Unfortunately for love-starved Elvira, he is there to pack his clothes to take away with him, because frankly she disgusts him now... It's important to know a little background to writer and director Rainer Werner Fassbinder's melodrama, since it was made very quickly in response to the suicide of his lover a few weeks before. Though Fassbinder did not have a great track record in treating those around him with the affection they warranted, this was still a shock to him and that confusion is shot through every frame of In a Year with 13 Moons, a twisted tribute to the deceased that some have championed as his greatest work - indie darling Richard Linklater proclaimed himself a big fan.

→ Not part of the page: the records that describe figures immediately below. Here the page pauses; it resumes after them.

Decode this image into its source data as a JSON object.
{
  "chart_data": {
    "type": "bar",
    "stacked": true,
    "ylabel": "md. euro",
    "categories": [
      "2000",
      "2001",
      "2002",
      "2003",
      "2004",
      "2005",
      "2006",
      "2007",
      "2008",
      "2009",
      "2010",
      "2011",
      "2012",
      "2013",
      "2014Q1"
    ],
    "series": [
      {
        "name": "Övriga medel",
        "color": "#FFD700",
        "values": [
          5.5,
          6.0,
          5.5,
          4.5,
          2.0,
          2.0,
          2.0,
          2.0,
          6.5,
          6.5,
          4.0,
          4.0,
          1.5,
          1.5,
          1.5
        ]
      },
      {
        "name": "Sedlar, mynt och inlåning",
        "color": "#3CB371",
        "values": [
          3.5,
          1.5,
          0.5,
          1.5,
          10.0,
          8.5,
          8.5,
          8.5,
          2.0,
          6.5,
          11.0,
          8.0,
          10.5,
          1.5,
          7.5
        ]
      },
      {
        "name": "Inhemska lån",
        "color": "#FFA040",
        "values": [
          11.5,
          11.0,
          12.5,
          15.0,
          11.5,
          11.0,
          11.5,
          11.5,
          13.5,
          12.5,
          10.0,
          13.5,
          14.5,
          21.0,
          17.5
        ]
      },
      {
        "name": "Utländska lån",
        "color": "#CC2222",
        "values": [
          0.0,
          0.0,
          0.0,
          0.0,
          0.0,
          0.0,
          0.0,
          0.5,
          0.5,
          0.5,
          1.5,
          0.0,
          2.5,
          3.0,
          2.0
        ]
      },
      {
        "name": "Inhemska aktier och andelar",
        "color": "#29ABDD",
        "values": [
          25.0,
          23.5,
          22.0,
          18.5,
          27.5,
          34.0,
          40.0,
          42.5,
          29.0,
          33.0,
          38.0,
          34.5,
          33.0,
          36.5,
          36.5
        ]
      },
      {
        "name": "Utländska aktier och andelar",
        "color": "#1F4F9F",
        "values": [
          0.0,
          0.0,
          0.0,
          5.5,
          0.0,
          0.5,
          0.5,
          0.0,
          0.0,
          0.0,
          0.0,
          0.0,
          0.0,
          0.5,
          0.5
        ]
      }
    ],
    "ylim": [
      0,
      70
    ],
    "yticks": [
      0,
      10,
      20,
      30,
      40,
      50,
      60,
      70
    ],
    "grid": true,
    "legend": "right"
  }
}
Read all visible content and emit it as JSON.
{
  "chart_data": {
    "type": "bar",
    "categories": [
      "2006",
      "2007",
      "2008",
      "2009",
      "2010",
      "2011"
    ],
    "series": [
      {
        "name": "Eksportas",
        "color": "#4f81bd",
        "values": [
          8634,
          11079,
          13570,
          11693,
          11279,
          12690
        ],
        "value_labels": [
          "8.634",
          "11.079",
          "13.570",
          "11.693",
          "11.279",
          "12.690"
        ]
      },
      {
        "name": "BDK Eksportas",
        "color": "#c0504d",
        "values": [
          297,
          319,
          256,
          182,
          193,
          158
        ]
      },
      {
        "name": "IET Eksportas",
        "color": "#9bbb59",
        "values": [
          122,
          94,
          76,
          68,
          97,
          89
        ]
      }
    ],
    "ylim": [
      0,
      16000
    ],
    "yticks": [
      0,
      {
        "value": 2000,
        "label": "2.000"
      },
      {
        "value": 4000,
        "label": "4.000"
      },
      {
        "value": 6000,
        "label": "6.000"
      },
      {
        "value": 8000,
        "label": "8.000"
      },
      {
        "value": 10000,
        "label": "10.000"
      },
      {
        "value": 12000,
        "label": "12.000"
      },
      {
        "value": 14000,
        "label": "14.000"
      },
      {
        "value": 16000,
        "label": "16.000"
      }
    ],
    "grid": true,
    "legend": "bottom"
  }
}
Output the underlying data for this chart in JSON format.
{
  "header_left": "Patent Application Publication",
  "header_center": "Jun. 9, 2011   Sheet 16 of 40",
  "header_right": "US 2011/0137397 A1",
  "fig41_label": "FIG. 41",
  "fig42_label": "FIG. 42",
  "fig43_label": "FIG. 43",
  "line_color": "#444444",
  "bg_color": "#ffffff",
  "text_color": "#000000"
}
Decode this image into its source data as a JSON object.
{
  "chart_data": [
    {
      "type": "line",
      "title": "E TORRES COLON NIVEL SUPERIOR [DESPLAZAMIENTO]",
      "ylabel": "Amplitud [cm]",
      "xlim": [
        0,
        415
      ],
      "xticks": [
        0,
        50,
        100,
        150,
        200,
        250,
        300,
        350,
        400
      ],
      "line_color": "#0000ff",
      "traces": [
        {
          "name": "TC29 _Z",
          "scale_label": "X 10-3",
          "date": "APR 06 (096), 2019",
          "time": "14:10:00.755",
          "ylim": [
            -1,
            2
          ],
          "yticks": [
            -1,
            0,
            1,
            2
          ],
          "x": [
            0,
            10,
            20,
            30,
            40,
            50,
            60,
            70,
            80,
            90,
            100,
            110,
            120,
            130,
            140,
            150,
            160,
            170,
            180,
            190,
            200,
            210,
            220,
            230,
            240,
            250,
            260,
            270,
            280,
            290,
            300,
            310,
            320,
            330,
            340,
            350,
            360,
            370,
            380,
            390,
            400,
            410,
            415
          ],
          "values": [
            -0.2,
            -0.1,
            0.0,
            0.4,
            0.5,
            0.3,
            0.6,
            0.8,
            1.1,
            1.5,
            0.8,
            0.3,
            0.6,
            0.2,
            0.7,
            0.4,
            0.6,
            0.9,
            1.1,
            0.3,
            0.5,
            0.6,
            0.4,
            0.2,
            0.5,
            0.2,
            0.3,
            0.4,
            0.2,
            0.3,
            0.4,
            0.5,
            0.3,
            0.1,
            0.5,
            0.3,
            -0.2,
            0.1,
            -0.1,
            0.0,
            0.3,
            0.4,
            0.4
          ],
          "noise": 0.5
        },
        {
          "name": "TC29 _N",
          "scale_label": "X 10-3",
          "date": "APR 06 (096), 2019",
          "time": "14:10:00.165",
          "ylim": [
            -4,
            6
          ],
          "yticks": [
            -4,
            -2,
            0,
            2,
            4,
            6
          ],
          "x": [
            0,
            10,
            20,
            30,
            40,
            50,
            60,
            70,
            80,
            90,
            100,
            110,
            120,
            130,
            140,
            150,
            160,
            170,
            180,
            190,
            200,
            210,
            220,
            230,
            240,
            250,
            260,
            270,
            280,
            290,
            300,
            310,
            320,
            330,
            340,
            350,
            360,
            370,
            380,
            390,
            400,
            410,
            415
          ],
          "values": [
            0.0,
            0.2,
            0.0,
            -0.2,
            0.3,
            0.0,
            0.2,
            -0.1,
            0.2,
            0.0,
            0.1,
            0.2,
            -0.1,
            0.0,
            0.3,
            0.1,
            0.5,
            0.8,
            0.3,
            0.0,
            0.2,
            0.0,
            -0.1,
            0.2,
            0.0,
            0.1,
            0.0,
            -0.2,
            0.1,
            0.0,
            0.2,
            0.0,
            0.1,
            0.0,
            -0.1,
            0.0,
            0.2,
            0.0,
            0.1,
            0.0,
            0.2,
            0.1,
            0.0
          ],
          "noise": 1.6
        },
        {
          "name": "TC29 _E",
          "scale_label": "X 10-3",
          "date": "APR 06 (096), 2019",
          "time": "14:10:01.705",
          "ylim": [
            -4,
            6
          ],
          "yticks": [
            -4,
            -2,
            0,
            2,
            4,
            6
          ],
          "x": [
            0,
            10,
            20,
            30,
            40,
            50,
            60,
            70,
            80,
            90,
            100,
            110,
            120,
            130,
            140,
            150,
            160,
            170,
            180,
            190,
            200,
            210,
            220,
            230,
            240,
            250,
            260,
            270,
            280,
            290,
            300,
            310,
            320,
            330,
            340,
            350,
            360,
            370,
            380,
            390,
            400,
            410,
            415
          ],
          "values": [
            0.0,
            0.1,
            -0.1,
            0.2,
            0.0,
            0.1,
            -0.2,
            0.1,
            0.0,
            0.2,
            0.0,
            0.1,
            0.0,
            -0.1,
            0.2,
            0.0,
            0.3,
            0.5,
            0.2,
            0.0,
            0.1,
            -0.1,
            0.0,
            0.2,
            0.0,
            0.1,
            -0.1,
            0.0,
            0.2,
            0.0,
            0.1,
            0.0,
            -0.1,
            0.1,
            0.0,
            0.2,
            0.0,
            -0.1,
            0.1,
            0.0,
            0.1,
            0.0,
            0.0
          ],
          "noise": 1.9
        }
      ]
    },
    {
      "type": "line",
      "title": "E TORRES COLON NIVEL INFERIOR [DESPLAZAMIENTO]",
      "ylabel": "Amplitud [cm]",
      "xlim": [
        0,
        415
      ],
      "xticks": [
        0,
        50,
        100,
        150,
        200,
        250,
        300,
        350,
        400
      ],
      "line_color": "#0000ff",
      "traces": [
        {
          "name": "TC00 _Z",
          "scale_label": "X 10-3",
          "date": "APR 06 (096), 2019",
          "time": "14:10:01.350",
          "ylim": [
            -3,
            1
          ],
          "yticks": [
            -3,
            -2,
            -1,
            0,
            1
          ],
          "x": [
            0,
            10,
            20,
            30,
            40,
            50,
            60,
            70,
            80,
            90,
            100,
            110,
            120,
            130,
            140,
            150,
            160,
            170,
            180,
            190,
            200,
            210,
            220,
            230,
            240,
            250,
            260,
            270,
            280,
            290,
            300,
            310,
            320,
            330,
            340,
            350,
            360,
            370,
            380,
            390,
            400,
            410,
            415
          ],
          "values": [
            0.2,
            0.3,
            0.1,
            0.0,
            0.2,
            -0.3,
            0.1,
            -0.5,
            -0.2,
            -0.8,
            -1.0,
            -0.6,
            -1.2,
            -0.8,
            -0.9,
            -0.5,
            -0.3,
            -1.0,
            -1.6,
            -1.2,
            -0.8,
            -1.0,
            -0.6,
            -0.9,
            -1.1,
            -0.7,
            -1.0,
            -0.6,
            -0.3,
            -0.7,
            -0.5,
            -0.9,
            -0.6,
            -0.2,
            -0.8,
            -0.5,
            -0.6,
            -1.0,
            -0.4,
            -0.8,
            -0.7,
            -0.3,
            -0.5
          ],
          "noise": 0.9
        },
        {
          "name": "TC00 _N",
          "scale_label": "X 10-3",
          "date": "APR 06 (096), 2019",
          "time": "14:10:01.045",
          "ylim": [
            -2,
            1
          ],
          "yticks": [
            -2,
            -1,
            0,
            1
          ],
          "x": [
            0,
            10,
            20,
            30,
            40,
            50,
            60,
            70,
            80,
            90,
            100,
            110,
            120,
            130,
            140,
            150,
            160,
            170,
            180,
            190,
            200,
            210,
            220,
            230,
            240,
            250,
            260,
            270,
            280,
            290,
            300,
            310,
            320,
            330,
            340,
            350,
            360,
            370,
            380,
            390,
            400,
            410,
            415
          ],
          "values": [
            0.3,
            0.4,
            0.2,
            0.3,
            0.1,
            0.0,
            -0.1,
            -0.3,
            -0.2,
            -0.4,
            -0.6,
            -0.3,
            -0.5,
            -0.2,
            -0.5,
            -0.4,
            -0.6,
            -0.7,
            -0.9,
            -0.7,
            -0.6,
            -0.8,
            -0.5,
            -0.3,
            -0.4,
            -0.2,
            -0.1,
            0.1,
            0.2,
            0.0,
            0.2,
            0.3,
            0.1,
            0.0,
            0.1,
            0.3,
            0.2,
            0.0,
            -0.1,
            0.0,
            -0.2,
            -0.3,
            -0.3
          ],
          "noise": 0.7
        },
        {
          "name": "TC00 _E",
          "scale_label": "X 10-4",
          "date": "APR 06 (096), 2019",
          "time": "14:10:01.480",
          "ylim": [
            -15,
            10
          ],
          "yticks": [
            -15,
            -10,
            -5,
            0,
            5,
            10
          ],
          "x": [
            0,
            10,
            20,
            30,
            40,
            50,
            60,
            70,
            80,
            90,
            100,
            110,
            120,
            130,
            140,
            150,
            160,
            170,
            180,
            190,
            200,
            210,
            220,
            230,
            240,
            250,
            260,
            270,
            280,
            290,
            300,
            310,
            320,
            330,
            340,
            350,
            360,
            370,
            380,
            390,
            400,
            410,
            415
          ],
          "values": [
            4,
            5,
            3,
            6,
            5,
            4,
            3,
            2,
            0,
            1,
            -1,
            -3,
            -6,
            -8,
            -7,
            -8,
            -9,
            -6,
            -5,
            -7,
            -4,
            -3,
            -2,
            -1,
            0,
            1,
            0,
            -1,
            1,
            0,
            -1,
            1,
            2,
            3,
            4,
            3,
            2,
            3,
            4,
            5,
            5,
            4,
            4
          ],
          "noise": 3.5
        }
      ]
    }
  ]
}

And not only that, but a fairly early film to deal with transgender themes, except when you watch it you will likely be none the wiser about what it is like to be in that situation as Elvira has no idea herself. It transpires the only reason she had the operation was because of a throwaway comment from someone she had taken a liking to: "It's a pity you're not a girl!" She took this to heart and travelled to Casablanca to change gender, but in a development you can't imagine getting much traction in twenty-first century body positive narratives, it transpires she was never very convinced she wanted to be a woman in the first place: she did it all for wealthy business leader Anton Saitz (Gottfried John), who for some bizarre madness she believed would fall for her if she had breasts and a vagina.

Never mind that Spengler's hulking frame would never have convinced the object of her desire that she was anything but a man with female characteristics (self-imposed, it's revealed). This cruel twist appeared to be wholly deliberate (the actor was gay, but not transgender) because it leaves Elvira all at sea emotionally and even more crucially, as far as her identity is defined. If nobody around her takes her seriously as a woman, then how can she expect to do so for herself? Even her ex-wife and daughters call her "Erwin" (her original name) and "Dad". So really Elvira is a joke of a human being as presented here, and if you think that's a bloody strange way to pay tribute to someone Fassbinder loved but was now dead by his own hand, then you don't know the half of it. Long stretches of dialogue and monologue abounded, all of it obsessed with death and self-destruction as the protagonist is on a path that you can see coming from the opening few scenes.

But in its obsession, there remained uneasy images: the lengthy sequence at her old place of work, an abattoir, where cows get their heads cut off, blood drained and are skinned with cold, dispassionate efficiency while she describes her self-mutilation, or the man she meets in the office block of Saitz who makes light of his impending suicide, explains she can watch if she likes, and proceeds to hang himself in a statement you just know nobody will care about. Yet there were further eccentricities, not least the part where Saitz leads a number of employees in acting out the Martin and Lewis movie on the television they've been watching. There are no easy answers as to how to react to this, it's boring, revolting, tragic, funny in places, and you cannot imagine anyone making it now. Is that a recommendation? To be honest, it's difficult to recommend to anyone other than the dedicated Fassbinder follower, but as a portrait of a lost soul utterly lacking in a crucial personality definition, and therefore someone to love them for themselves (since there's no there there), it was disturbingly vivid.